1) Theorieën ten grondslag aan het auteursrecht: incentive/reward
2) Territorialiteit: bevoegde rechter/recht
3) Is er sprake van een beschermd werk?
4) Wie is maker?
5) Verveelvoudiging
6) Openbaarmaking
7) Persoonlijkheidsrechten
8) Driestappentoets
9) Auteurscontractenrecht
10) Naburig recht
11) Rechtshandhaving
Theorieën ten grondslag aan het Auteursrecht
Incentive theorie
Het auteursrecht moedigt de creatie en verspreiding van culturele informatie aan (incentivetheorie)
Het stelt de auteur in staat de investering die hij heeft gedaan, terug te verdienen middels de
verlengde periode van marktexclusiviteit. In ruil voor een exclusief recht wordt een auteur
aangemoedigd om te investeren in de creatie en verspreiding van culturele informatie. Hierdoor
komt er meer culturele informatie in omloop, hetgeen toegang tot informatie bevordert.
Er staat een garantie tegenover het uiten van een mening , te weten het exclusieve recht, daarom
wordt men aangemoedigd om mening te uiten. Daarnaast is er dan geen risico tot censuur.
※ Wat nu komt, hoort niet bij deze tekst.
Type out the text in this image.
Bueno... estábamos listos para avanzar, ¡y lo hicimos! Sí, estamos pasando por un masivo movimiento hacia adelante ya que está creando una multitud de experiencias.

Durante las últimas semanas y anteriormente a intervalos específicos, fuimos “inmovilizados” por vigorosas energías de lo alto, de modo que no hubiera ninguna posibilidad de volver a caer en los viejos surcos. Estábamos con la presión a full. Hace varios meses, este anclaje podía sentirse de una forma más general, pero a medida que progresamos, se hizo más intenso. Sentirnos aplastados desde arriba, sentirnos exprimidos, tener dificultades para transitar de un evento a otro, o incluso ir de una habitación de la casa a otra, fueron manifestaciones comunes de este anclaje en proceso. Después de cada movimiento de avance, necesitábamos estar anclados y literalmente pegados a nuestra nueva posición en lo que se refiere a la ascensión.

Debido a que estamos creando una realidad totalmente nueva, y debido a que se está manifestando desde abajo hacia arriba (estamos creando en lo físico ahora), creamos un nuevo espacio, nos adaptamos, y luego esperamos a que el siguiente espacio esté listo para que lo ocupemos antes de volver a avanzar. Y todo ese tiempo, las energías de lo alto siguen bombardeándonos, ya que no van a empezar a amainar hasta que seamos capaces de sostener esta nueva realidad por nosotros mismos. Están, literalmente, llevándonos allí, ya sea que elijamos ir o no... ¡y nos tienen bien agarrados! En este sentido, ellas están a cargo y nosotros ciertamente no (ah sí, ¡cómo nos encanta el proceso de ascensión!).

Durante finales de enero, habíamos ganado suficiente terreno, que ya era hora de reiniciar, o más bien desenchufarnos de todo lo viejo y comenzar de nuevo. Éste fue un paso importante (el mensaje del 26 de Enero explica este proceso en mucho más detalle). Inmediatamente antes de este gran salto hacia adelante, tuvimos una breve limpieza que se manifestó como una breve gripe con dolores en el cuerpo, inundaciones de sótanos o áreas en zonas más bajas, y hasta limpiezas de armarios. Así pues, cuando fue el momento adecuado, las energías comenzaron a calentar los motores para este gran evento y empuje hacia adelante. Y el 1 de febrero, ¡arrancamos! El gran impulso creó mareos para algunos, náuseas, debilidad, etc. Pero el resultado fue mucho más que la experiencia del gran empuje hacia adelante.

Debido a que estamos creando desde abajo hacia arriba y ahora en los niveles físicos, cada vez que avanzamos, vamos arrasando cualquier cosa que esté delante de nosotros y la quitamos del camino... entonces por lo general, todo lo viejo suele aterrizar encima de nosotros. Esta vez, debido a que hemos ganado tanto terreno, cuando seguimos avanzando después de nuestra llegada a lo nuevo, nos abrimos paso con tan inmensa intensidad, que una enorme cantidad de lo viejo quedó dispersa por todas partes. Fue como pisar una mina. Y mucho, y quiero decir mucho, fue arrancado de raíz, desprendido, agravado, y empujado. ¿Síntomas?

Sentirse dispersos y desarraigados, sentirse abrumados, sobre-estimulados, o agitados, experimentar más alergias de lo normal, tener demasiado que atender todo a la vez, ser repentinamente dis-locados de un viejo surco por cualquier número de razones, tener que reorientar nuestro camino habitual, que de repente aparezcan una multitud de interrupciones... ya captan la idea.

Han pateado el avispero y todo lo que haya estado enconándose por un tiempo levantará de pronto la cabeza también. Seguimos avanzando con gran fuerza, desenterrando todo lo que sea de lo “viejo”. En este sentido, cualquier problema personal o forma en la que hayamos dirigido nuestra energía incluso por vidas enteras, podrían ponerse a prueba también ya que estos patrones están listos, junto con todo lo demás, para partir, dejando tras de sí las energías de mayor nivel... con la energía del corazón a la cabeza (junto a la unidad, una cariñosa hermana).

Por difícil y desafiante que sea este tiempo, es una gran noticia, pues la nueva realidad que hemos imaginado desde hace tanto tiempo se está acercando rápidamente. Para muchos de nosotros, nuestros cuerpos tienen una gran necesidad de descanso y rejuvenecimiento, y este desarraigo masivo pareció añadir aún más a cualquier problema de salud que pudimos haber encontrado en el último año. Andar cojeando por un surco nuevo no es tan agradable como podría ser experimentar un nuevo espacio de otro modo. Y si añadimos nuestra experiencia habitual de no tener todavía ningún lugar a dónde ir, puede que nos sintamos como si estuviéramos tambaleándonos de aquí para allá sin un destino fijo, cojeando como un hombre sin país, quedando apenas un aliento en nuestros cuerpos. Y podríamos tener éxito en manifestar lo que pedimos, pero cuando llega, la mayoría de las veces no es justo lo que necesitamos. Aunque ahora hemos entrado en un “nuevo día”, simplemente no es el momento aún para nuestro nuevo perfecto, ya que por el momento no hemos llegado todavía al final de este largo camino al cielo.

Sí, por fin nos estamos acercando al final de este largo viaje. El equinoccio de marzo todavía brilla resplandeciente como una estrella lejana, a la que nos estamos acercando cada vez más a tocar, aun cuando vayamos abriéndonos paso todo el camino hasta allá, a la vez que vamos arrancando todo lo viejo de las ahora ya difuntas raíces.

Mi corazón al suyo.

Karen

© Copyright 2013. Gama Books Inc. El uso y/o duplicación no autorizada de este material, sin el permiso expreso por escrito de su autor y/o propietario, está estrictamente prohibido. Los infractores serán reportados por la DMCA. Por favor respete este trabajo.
De bescherming die wordt geboden dienst als stimulans om investeringen in informatieproducten te
doen en beoogt niet enkel het aanmoedigen om te creëren maar ook het verspreiden ervan. De
gedachte is dat het auteursrecht de creatie en verspreiding van cultureel materiaal bevordert, omdat
het dus een bepaalde periode van markt exclusiviteit in het leven roept zodat je de investeringen die
je hebt gedaan kan terugverdienen. De incentive theorie ziet uitsluitend op het bereiken van een
doel. Het auteursrecht is in die zin een middel waarmee de toegang tot informatieproducten voor de
samenleving als geheel wordt bevorderd zodat zij daarvan kunnen profiteren. Als deze bescherming
er niet zou zijn, zouden de investeringen namelijk niet of in mindere mate gedaan worden. Als de
bescherming er niet was kan namelijk iemand het zo na maken zonder die investering te doen dus
loont het niet om te investeren zelf, je zou dan eerder kiezen een ander te kopiëren.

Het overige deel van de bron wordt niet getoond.